Illustration: Pixabay

Categories
Quick Analysis

Violence and Censorship

Violence and censorship are two sides of the same coin, a political currency that has become all too common.  Both illicit approaches have become frequent tactics utilized mostly by the left, and their key leaders in the Democrat Party.

Throughout the summer of Antifa and Black Lives Matter, cities burned, stores were looted, federal court houses and police stations were attacked, people were assaulted. Democrat leaders were notoriously reluctant to criticize the perpetrators, and indeed some raised funds for them. That tactic is in danger of being repeated following the unethical release of a Supreme Court draft on an abortion related case. Demonstrators have inexcusably formed at the homes of Supreme Court justices.

It follows four years of verbal violence resulting from false charges levied against the Trump Administration, used as an excuse for individuals such as Rep. Maxine Waters (D-Ca.) to openly and loudly urge attacks on Trump personnel.

The alteration in the national mood and the acceptance of inappropriate tactics may have its antecedents in a statement made by Hillary Clinton during the 2016 Democrat primary.  In response to a softball question asking who the former Secretary of State considers “the enemy,” Clinton replied “Republicans.” Not Russia, not China, not disease, not poverty, but Republicans. Violence against “enemies,” as opposed to mere political rivals, became acceptable.

Contrast the lack of response to Democrat condoned violence with the massive condemnation and federal investigations into the January 6 riot at the Capitol.  The message is clear: political violence is only a problem when it comes from non-leftist portions of the spectrum.

While physical violence grabs headlines, verbal violence, and the threat of harassing action by government entities, can be equally harmful. This concept precedes Clinton’s enemy statement. While it has occurred in various forms over the years, the Obama Administration’s use of the IRS to harass the Tea Party, and the Department of Justice to attack conservative think tanks who merely disagreed with the White House’s views on climate change was far beyond any previous example.

The unwarranted investigatory and administrative violence launched against Donald Trump by federal agencies and Democrat members of Congress was without precedent. Now thoroughly disproven, knowingly false assertions by the Clinton campaign were used as a basis by partisan officials in the Department of Justice and Democratic Congressional leadership in an attempt to destroy Trump’s candidacy and his presidency.

Organizations closely allied with leftist politics have sought to suppress contrary views through threats of administrative violence.  The National School Board Association, closely allied with leftist politics sent a letter  to the White House, first reported by the New York Post, requesting “the Biden administration to deploy the Army National Guard and military police to school districts beset by parent protests over policies including mandatory masking and the teaching of critical race theory.”
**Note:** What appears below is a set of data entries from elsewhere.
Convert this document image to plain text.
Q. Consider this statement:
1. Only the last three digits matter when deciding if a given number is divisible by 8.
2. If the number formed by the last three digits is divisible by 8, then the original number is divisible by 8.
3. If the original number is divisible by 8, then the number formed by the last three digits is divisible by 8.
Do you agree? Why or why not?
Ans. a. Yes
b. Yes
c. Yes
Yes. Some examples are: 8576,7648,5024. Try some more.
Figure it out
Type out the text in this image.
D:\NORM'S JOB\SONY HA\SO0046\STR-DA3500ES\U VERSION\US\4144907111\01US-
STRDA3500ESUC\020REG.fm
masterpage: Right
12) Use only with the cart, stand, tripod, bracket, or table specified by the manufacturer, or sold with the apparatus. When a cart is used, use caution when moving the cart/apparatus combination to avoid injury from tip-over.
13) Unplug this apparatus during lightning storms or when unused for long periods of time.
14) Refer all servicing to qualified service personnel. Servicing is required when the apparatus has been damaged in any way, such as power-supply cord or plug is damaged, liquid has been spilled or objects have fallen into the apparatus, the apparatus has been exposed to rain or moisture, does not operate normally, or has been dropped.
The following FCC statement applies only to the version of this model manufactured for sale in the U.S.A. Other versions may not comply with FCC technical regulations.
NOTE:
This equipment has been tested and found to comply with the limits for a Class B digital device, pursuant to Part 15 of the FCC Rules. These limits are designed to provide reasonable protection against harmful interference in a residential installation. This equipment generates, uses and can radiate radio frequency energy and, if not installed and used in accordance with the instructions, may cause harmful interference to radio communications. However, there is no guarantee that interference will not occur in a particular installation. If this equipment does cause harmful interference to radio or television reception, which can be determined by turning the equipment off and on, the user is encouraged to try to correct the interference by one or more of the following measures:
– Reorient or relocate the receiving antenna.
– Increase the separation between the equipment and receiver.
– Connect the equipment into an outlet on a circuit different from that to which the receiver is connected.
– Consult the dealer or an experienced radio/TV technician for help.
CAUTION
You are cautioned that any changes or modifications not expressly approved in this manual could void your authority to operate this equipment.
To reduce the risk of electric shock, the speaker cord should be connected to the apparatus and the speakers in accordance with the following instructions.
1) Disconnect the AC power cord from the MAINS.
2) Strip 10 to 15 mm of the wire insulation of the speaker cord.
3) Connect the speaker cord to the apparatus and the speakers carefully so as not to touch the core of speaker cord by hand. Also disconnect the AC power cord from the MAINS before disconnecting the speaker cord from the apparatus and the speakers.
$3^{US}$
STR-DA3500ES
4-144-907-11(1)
These tactics of physical and verbal violence have largely failed, leading to a growing move by their progressive practitioners to rely on the related practice of censorship. Again, the most salient example arose during the Obama presidency. The former president attempted to install federal “monitors” in media newsrooms. Following in those footsteps, the Biden Administration sought to deploy censorship through its now-withdrawn establishment of a “Disinformation” agency, led by an extreme party partisan.

While Democrat attempts to use the power of the federal government to censor contrary views have largely failed, media attempts have proven more successful. Social media sites, network and cable television newsrooms have managed to keep major stories out of the public eye.

The most blatant example is the Hunter Biden laptop story.  The explosive scandal would clearly have had a major impact on the 2020 election, and the progressive media barons knew it. They didn’t merely fail to report the scandal in their own outlets; they moved heavily to eliminate any reference to it by their readers. Social media sites blocked users who merely mentioned the topic.

Violence and censorship have become standard  leftwing tactics, much to the detriment of our nation.